I read this 130 page 10-step guide from ebook cover to ebook cover. Over the last few years I’ve read everything I could get my hands on – and there’s quite a lot to get your hands on – concerning Lightroom. I can easily say that this latest ebook, The Photographer’s Workflow, by Gavin Gough is the best, in my opinion, by far. He writes in a very personal style; you have the feeling that he’s right there with you, telling you all he knows, as simply as possible, not holding anything back, and eager to pass on his knowledge.
He’s actually a wonderful photographer and teacher. Not just that, his background as a Systems Analyst, well versed in computers, enables him to explain just enough of the technical side that is necessary to know what you’re doing and why and fortunately not get bogged down with unnecessary detail.
Lightroom is a masterful program and Gavin goes through each step in the process extremely comprehensively and clearly. He leaves no stone unturned. It’s so easy to take hundreds, even thousands, of photographs a week, actually a day, even an hour, that we quickly become overwhelmed. It’s vital to have a well thought-out logical system that can be applied to every photograph from beginning to end. That’s what this book is about, and it’s not just the theory. Gavin generously explains his own personal workflow, honed over a decade of taking photographs for the likes of Lonely Planet and Getty Images, and gives us his own presets for each step, so that we can do exactly as he does. Whether we can take as good photographs at the outset is, of course, another matter. As he says, you can’t make a silk purse out of a sow’s ear.
In addition to the text, there are clear video tutorials and photographic examples. The ebook is more or less divided into two parts – the first part deals with data management, the vital need to back up everything, and why, the naming of files and folders, Lightroom’s system of flags, ratings and labels, and colour management. He recommends software that helps – some of which is free. And he explains how to configure Lightroom so that it gives the best service. He describes his own gear and what he takes on an assignment – with a lot of helpful tips, such as carrying superglue and elastic hair bands. He even advises on which way up to pack your camera.
Then he gets into what to do with the images once they have been taken, importing them into Lightroom, easing the chore of metadata, explaining smart collections (which I’ve never really understood properly and am looking forward to putting into practice), and, to me the best part, actually developing the images. Gavin has some very helpful – and wise – advice concerning lens corrections, perspective corrections and cropping before explaining the controls for exposure, white balance, contrast, hue, saturation, luminance, vignettes, tone curves, sharpening and noise reduction. He kindly provides presets for all of these, as well as several brush presets. Brush presets are used when you just want to alter part of the image and not the whole.
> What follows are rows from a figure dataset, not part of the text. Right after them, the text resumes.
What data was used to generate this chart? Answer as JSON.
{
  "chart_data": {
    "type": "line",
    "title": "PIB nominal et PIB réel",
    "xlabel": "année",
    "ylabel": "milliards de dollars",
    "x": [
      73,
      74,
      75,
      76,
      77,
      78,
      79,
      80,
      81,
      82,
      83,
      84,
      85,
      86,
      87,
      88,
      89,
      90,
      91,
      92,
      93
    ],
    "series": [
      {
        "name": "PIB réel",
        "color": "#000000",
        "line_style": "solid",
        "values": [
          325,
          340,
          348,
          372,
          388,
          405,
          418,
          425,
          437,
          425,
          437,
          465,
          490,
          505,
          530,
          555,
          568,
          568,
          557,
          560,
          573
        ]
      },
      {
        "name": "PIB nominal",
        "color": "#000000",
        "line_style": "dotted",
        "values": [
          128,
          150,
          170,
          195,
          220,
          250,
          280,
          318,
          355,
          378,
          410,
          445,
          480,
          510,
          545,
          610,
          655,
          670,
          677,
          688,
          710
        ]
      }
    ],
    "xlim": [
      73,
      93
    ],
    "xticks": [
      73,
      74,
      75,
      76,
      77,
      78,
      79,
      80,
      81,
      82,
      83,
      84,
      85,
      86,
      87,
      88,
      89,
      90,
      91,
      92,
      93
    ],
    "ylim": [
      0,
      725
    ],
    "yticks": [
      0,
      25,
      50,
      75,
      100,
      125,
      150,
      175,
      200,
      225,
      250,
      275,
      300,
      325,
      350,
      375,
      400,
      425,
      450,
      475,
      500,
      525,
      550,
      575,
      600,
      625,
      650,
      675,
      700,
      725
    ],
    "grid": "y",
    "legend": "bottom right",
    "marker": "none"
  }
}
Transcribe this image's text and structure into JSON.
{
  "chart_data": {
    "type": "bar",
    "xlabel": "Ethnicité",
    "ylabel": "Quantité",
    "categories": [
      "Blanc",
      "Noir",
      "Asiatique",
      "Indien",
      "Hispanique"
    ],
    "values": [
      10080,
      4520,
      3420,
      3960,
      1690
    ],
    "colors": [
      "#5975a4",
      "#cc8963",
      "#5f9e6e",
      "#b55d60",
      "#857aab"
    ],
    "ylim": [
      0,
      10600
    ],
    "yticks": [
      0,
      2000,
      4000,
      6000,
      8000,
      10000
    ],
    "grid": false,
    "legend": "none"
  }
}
Finally, there is a chapter on exporting the image – which could be to a hard disk, CD, DVD, blog, Facebook, email, or web site. He explains what the appropriate image size and resolution should be.
I have no doubt that whether you are starting out with Lightroom or an experienced professional you will find this ebook highly useful. I wish it had been available when I started out myself using Lightroom. You will enjoy the really clear explanations and diagrams. At less than the price of a pub lunch, a mere US$30, it’s an incredible bargain. And who could not warm to a man who writes, The time has come to get into the nitty gritty of data management, you lucky sausage.